The overwhelming failure of antioxidants in clinical trial in contrast to their promising effects in animal or observation studies remained an open question. Understanding how specific ROS and antioxidants act in normal physiology may be critical when attempting to elucidate this paradox. Antioxidants are divided into two broad classes referred as preventive antioxidants and chain-breaking antioxidants. Preventive antioxidants such as catalase or peroxidase reduce the initiation of radical chain reaction, whereas chain-breaking antioxidants such as vitamin E interfere with radical chain propagation by trapping radicals. However, scavenging of radicals generates a secondary radical. The antioxidant activity of a chain-breaking antioxidant depends on the production of a resonance-stabilized and less reactive radical.

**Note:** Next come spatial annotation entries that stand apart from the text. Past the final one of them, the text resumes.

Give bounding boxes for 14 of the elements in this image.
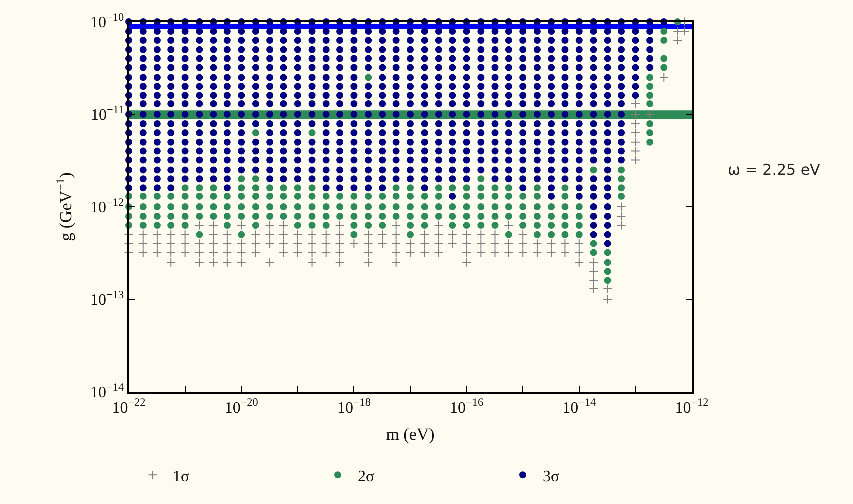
text: ω = 2.25 eV bbox=[728, 161, 822, 179]
y-tick-label: 10$^{−12}$ bbox=[90, 196, 124, 217]
x-tick-label: 10$^{−18}$ bbox=[337, 397, 372, 417]
y-tick-label: 10$^{−10}$ bbox=[90, 12, 124, 32]
legend-label: 2σ bbox=[358, 468, 375, 486]
x-tick-label: 10$^{−14}$ bbox=[562, 397, 597, 417]
x-tick-label: 10$^{−12}$ bbox=[675, 397, 709, 417]
legend-label: 3σ bbox=[543, 468, 560, 486]
x-axis-title: m (eV) bbox=[386, 424, 435, 444]
y-tick-label: 10$^{−11}$ bbox=[90, 104, 124, 124]
x-tick-label: 10$^{−16}$ bbox=[450, 397, 484, 417]
x-tick-label: 10$^{−20}$ bbox=[224, 397, 259, 417]
legend-label: 1σ bbox=[173, 468, 190, 486]
y-tick-label: 10$^{−13}$ bbox=[90, 289, 124, 310]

An antioxidant is considered protective only if the product is less reactive than the initial damaged molecule. The enzymatic conversion of two election oxidants by enzymatic antioxidants such as catalase or peroxidase fulfills this criterion. Vitamin E is converted tocopheroxyl radical with low reactivity that needs to be removed by a secondary antioxidant such as ascorbic acid (vitamin C). If the removal of tocopheroxyl radical by a secondary antioxidant is delayed, it may promote lipid peroxidation. Vitamin C is an excellent antioxidant because ascorbyl radical is usually converted disproportionately to ascorbic acid and dehydroascorbate [19]. Beta-carotene exhibits good radical trapping activity in low partial oxygen pressure. However, at higher oxygen pressure, beta-carotene shows an autolytic pro-oxidant effect, which may explain its carcinogenic potential in the lung [126]. Therefore, conventional chain-breaking antioxidants may become pro-oxidant under certain circumstances. The development of small-molecule catalase or peroxidase mimetics may provide new hope into the field of antioxidant medicine.